According to legend, Craigville was a rootin,’ tootin’ lumber town that would swell to about 5,000 people during its peak season. Craigville kept a post office from 1915 until 1952, and supported several hotels and saloons, one of which is seen in the photo. At least one of the saloons became one of Northern Minnesota’s best known brothels.

Craigville was considered a great party town because its remote location six miles north of Effie. Perched on the Itasca and Koochiching border, its isolation made little allowance for law enforcement. I remember an old timer telling me about Craigville, saying that the place was practically daring for a raid, but was protected by the surrounding wilderness. Considerable amounts of depression-era moonshine passed through Craigville.

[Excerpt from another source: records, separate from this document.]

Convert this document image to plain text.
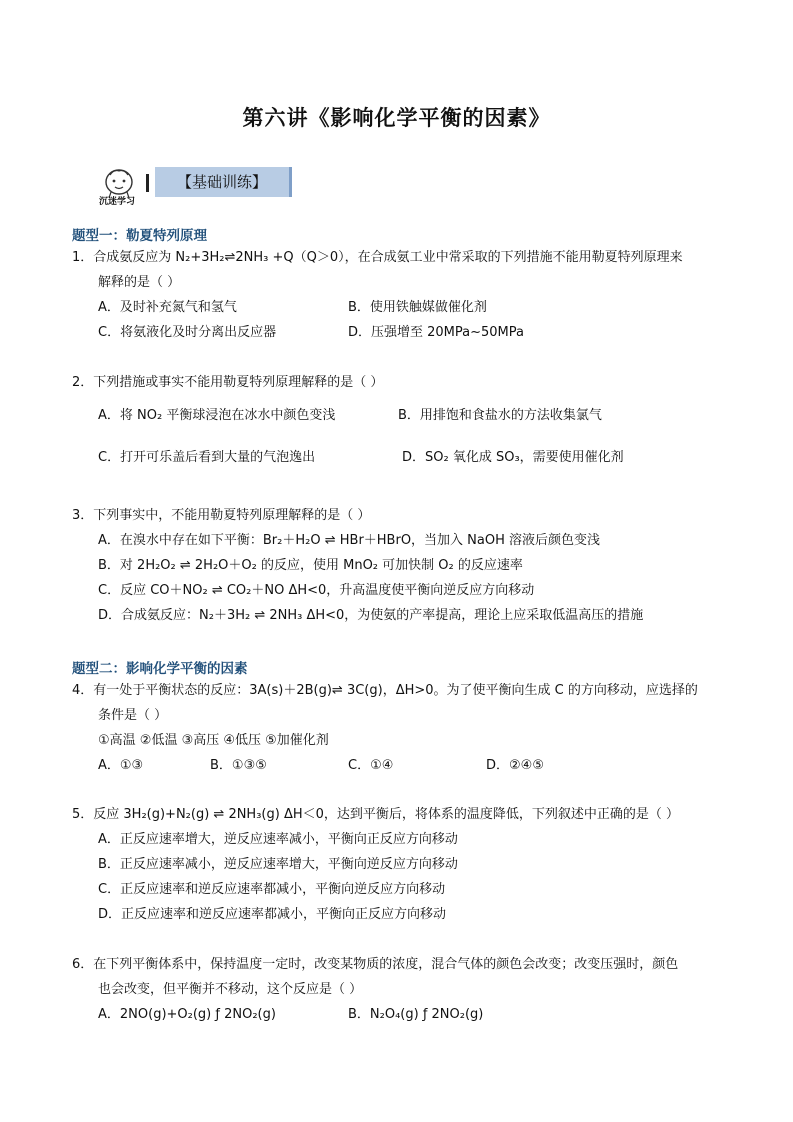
第六讲《影响化学平衡的因素》
沉迷学习
【基础训练】
题型一：勒夏特列原理
1．合成氨反应为 N₂+3H₂⇌2NH₃ +Q（Q＞0），在合成氨工业中常采取的下列措施不能用勒夏特列原理来
解释的是（ ）
A．及时补充氮气和氢气	B．使用铁触媒做催化剂
C．将氨液化及时分离出反应器	D．压强增至 20MPa~50MPa
2．下列措施或事实不能用勒夏特列原理解释的是（ ）
A．将 NO₂ 平衡球浸泡在冰水中颜色变浅	B．用排饱和食盐水的方法收集氯气
C．打开可乐盖后看到大量的气泡逸出	D．SO₂ 氧化成 SO₃，需要使用催化剂
3．下列事实中，不能用勒夏特列原理解释的是（ ）
A．在溴水中存在如下平衡：Br₂＋H₂O ⇌ HBr＋HBrO，当加入 NaOH 溶液后颜色变浅
B．对 2H₂O₂ ⇌ 2H₂O＋O₂ 的反应，使用 MnO₂ 可加快制 O₂ 的反应速率
C．反应 CO＋NO₂ ⇌ CO₂＋NO ΔH<0，升高温度使平衡向逆反应方向移动
D．合成氨反应：N₂＋3H₂ ⇌ 2NH₃ ΔH<0，为使氨的产率提高，理论上应采取低温高压的措施
题型二：影响化学平衡的因素
4．有一处于平衡状态的反应：3A(s)＋2B(g)⇌ 3C(g)，ΔH>0。为了使平衡向生成 C 的方向移动，应选择的
条件是（ ）
①高温 ②低温 ③高压 ④低压 ⑤加催化剂
A．①③	B．①③⑤	C．①④	D．②④⑤
5．反应 3H₂(g)+N₂(g) ⇌ 2NH₃(g) ΔH＜0，达到平衡后，将体系的温度降低，下列叙述中正确的是（ ）
A．正反应速率增大，逆反应速率减小，平衡向正反应方向移动
B．正反应速率减小，逆反应速率增大，平衡向逆反应方向移动
C．正反应速率和逆反应速率都减小，平衡向逆反应方向移动
D．正反应速率和逆反应速率都减小，平衡向正反应方向移动
6．在下列平衡体系中，保持温度一定时，改变某物质的浓度，混合气体的颜色会改变；改变压强时，颜色
也会改变，但平衡并不移动，这个反应是（ ）
A．2NO(g)+O₂(g) ƒ 2NO₂(g)	B．N₂O₄(g) ƒ 2NO₂(g)
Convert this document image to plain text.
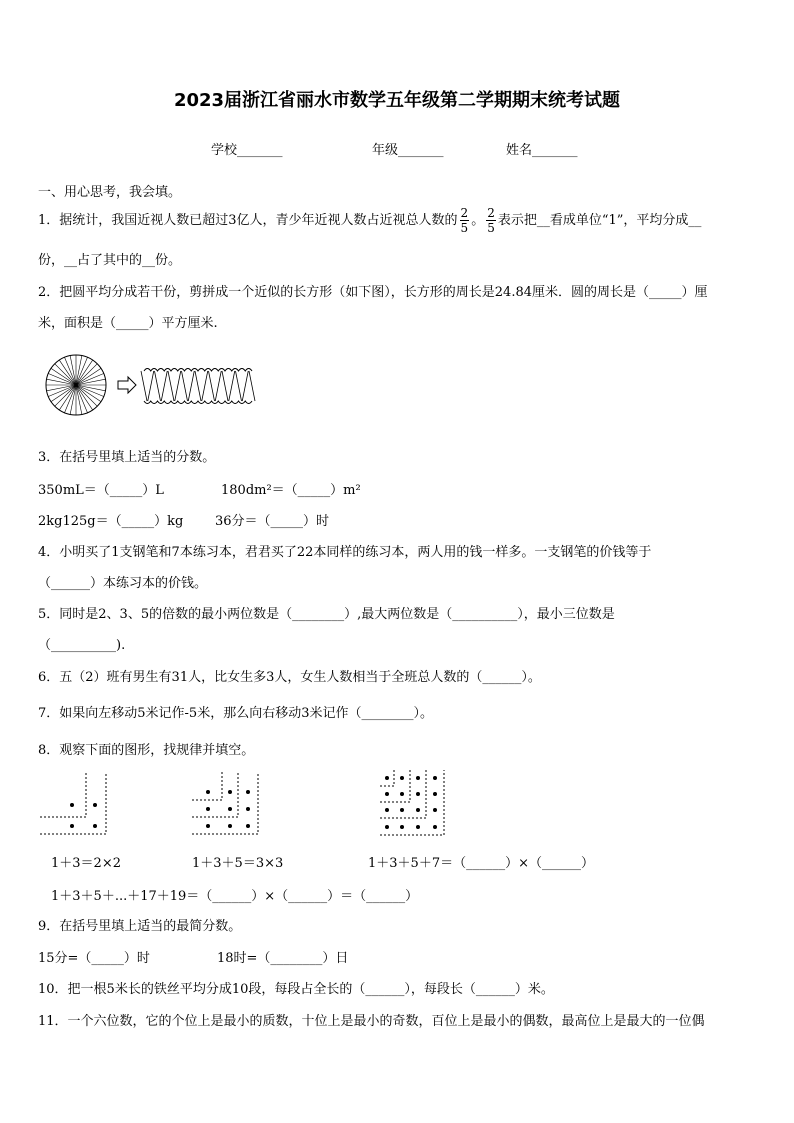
2023届浙江省丽水市数学五年级第二学期期末统考试题
学校_______	年级_______	姓名_______
一、用心思考，我会填。
1．据统计，我国近视人数已超过3亿人，青少年近视人数占近视总人数的 $\frac{2}{5}$ 。 $\frac{2}{5}$ 表示把__看成单位“1”，平均分成__
份，__占了其中的__份。
2．把圆平均分成若干份，剪拼成一个近似的长方形（如下图），长方形的周长是24.84厘米．圆的周长是（_____）厘
米，面积是（_____）平方厘米.
3．在括号里填上适当的分数。
350mL＝（_____）L	180dm²＝（_____）m²
2kg125g＝（_____）kg 36分＝（_____）时
4．小明买了1支钢笔和7本练习本，君君买了22本同样的练习本，两人用的钱一样多。一支钢笔的价钱等于
（______）本练习本的价钱。
5．同时是2、3、5的倍数的最小两位数是（________）,最大两位数是（__________），最小三位数是
（__________).
6．五（2）班有男生有31人，比女生多3人，女生人数相当于全班总人数的（______）。
7．如果向左移动5米记作-5米，那么向右移动3米记作（________）。
8．观察下面的图形，找规律并填空。
1＋3＝2×2	1＋3＋5＝3×3	1＋3＋5＋7＝（______）×（______）
1＋3＋5＋...＋17＋19＝（______）×（______）＝（______）
9．在括号里填上适当的最简分数。
15分=（_____）时	18时=（________）日
10．把一根5米长的铁丝平均分成10段，每段占全长的（______），每段长（______）米。
11．一个六位数，它的个位上是最小的质数，十位上是最小的奇数，百位上是最小的偶数，最高位上是最大的一位偶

What’s interesting is that the town’s founder, James Reid, went to his grave angry over the tarnishing of Craigville’s reputation. He told the late Grand Rapids Herald-Review columnist Ken Hickman in 1960 that the town was run by upstanding men who worked hard and built a community. Only 100 people lived there year-round, he said, and they all held steady jobs. Reid said people who came to Craigville for trouble liked to embellish their stories when they got back to the bigger towns further south.

From Hickman’s column:

“Groups of men and women — including an occasional historian from Effie, Deer River, Bigfork and Grand Rapids — would decide to get out and have a fling,” Mr. Reid said. “They would choose Craig where there were no police or other authority and where the home folks had little chance of detection.

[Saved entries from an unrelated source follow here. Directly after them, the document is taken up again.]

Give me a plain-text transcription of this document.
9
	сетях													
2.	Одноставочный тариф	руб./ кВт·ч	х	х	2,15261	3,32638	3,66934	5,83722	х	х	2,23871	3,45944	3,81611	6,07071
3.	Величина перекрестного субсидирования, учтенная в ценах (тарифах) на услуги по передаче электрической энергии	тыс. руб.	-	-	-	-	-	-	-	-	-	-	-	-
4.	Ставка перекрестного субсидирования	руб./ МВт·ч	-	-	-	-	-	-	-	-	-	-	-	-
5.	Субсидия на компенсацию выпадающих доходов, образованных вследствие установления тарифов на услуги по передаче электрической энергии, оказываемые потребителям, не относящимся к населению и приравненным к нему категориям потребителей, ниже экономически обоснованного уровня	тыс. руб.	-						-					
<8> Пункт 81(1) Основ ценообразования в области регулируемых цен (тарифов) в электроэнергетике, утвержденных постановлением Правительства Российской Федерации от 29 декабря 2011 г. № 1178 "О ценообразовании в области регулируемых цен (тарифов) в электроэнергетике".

“They could howl to their hearts’ content in competition with the coyotes. The next day they would tell their chums what a wild time they had in Craig and of the dead bodies they saw lying around. It got to be a thrilling yarn.

“One of the freaks actually told me that he knew a number of dead bodies the were dropped through a hole in the Bigfork ice. It was useless to argue with a brain like that,” Mr. Reid said, with a sorrowful shake of his head.

Stories of ruthless timber operators and brawling lumberjacks always made Mr. Reid indignant.

“Minnesota was not pioneered and developed by thieves and drunks,” the old-timer made clear.

Pioneered and developed, maybe not. Populated? Well, that’s another matter. The truth, most likely, lies somewhere between the legend and later efforts to bolster the town’s reputation.

If you like to imagine things, imagine what it would have been to paddle down the Bigfork River on a Saturday night, guided to your destination by the raucous sounds of paychecks being blown to smithereens. If there was any trouble, and there would be, people would scatter into the night swamps or downriver, stealing away in the wide wilderness of Northern Minnesota. But they would come back. It would take an army to break up the Craigville party scene in its prime, and no army would take the time.

If you go to Craigville today, however, everybody won’t know your name. In fact, you’ll only find one run-down building and a mountain of buried whiskey bottles which have slowly been winnowed away by hikers with metal detectors. Craigville is gone along with all the old lumber camps it served.

People still log in the woods. And they still drink in the woods. But it’s not the same.

UPDATE: This wonderful oral history transcript with the Minnesota Historical Society gives us a glimpse into the latter days of Craigsville’s boom period from the stories of one of the town’s bar owners.

Comments

  1. Jim Murphy says:

    The man on the far left was my uncle, Thomas Maher. He was married to my father’s oldest sister Vera who was 20 years his junior. My dad told me that when Tom lived in Orr Minnesota, and was in the bar getting drunk, my aunt would call the sheriff to warn the residence that Tom would be driving on the road home. I remember that my aunt would have to come down with Tom on the Greyhound bus, and stay at our house in Minneapolis while Tom was drying out at the VA. My aunt passed away quite a few years ago. But before she passed, Channel 5 did a story on her and the famous photo. I still have an old hat that Tom wore when he would come off the bus. But it is not the hat in the picture. Darn!